Industry Resources

How In-House Counsel Are Raising The Bar For Law Firm Diversity

Law firms have increasingly prioritized what we can all agree is an important goal: meaningful improvement in the diversity of their ranks. Beyond the positive human and workplace impetus behind this push, firms are experiencing a growing trend of externalpressure to increase parity through all levels of hiring and promotion. This pressure comes from their clients — and rightly so. Companies and general counsel have an important interest in seeing law firms increase diversity.

Superior Corporate Performance: A near causal relationship exists between diversity and bottom-line corporate performance. There is an 80% improvement in business performance when levels of diversity and inclusion are high. Fortune 500 companies with the highest representation of women board directors attain significantly higher financial performance, on average, than those with the lowest female representation. And racial and ethnic diversity has an even stronger impact on financial performance in the United States than gender.

Superior Law Firm Performance: Though a company’s lawyers work separately from the business and outside the corporate benchmarks and performance indicators described above, the analysis is equally meaningful within the firm. Clients see diversity as a key performance indicator to discern the quality and prestige of a law firm.

Why is this? First, heterogeneous teams produce more nuanced and innovative solutions to problems. The more perspectives you have in approaching a challenge, the more cross-pollination of ideas, and the better your chance of creative resolution. Since innovative problem solving is the very reason companies hire outside counsel, it is rightly a fundamental factor in their selection of a law firm.

Furthermore, by 2040, an estimated half of the population will be made up of groups now considered minorities. The U.S. population of young adults, college students, and graduate students has never been more diverse. Companies are more profitable if their ranks reflect their client demographic, and law — a service industry — will undoubtedly observe this same trend. A law firm with no African-American partners, for example — of which there are currently twenty in the Am Law 200 — will come under increasing scrutiny by discerning general counsel.

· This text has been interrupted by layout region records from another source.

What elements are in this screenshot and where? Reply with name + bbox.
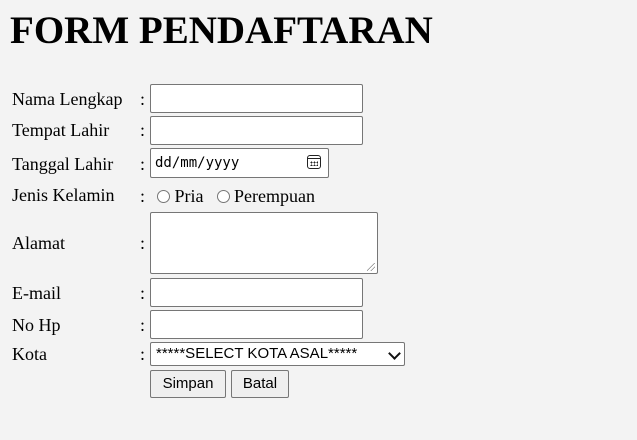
label-tempat-lahir: Tempat Lahir [12, 120, 110, 140]
page-title: FORM PENDAFTARAN [10, 9, 433, 52]
label-jenis-kelamin: Jenis Kelamin [12, 185, 115, 205]
tempat-lahir-input[interactable] [150, 116, 363, 145]
colon: : [140, 233, 146, 253]
label-nama-lengkap: Nama Lengkap [12, 89, 123, 109]
label-email: E-mail [12, 283, 61, 303]
alamat-textarea[interactable] [150, 212, 378, 274]
calendar-icon[interactable] [307, 155, 321, 169]
colon: : [140, 344, 146, 364]
colon: : [140, 283, 146, 303]
label-kota: Kota [12, 344, 47, 364]
colon: : [140, 154, 146, 174]
colon: : [140, 315, 146, 335]
radio-label-perempuan: Perempuan [234, 186, 315, 206]
colon: : [140, 120, 146, 140]
chevron-down-icon [388, 347, 401, 360]
date-placeholder: dd/mm/yyyy [155, 155, 240, 171]
kota-select[interactable]: *****SELECT KOTA ASAL***** [150, 342, 405, 366]
label-tanggal-lahir: Tanggal Lahir [12, 154, 114, 174]
nama-lengkap-input[interactable] [150, 84, 363, 113]
jenis-kelamin-radio-group: Pria Perempuan [157, 185, 315, 207]
label-alamat: Alamat [12, 233, 65, 253]
radio-perempuan[interactable] [216, 190, 230, 203]
resize-handle-icon[interactable] [367, 263, 375, 271]
simpan-button[interactable]: Simpan [150, 370, 226, 398]
colon: : [140, 89, 146, 109]
radio-label-pria: Pria [174, 186, 204, 206]
email-input[interactable] [150, 278, 363, 307]
tanggal-lahir-input[interactable]: dd/mm/yyyy [150, 148, 329, 178]
colon: : [140, 186, 146, 206]
label-no-hp: No Hp [12, 315, 61, 335]
no-hp-input[interactable] [150, 310, 363, 339]
batal-button[interactable]: Batal [231, 370, 289, 398]
kota-selected-value: *****SELECT KOTA ASAL***** [156, 345, 358, 362]
radio-pria[interactable] [157, 190, 170, 203]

Raising The Bar. In-house counsel and law firms are employing some noteworthy means of improving the diversity of their legal teams. Many general counsel have come to rely heavily on minority- and women-owned law firms, and prioritize doing so wherever possible — as I recently observed at an inspiring NAMWOLF conference. Relatedly, and as suggested by Showtime General Counsel Gwen Marcus in a recentkeynote address, Biglaw firms can bolster their diversity commitment through strategic relationships with women- and minority-owned law firms to whom they refer smaller matters.

As a women-owned business, Cadence Counsel is proud to play a role in deepening these types of relationships. General counsel now engage diverse firms on larger matters knowing the firm can ramp up as needed with our Ad Hoc Counsel. They use Cadence lawyers to bring diversity directly to the in-house workplace. And they direct their outside firms that have not yet reached their diversity goals to partner with Cadence as a way to infuse a diverse resource into their legal spend.

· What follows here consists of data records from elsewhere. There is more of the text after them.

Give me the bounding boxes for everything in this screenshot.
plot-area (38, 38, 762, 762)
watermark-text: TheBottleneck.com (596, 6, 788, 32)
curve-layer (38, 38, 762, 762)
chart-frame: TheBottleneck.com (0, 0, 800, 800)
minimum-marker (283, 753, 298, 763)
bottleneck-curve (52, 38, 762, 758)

More diverse companies and firms are better able to win top talent and attract and retain diverse talent. Law firms have a big job ahead of them in an industry where women make up 18% of equity partners, and ethnic minorities represent 6% of partners — but many are up to the challenge. Close strategic collaboration between in-house law departments, law firms of varying compositions, and alternative service providers can be a powerful tool in advancing these goals.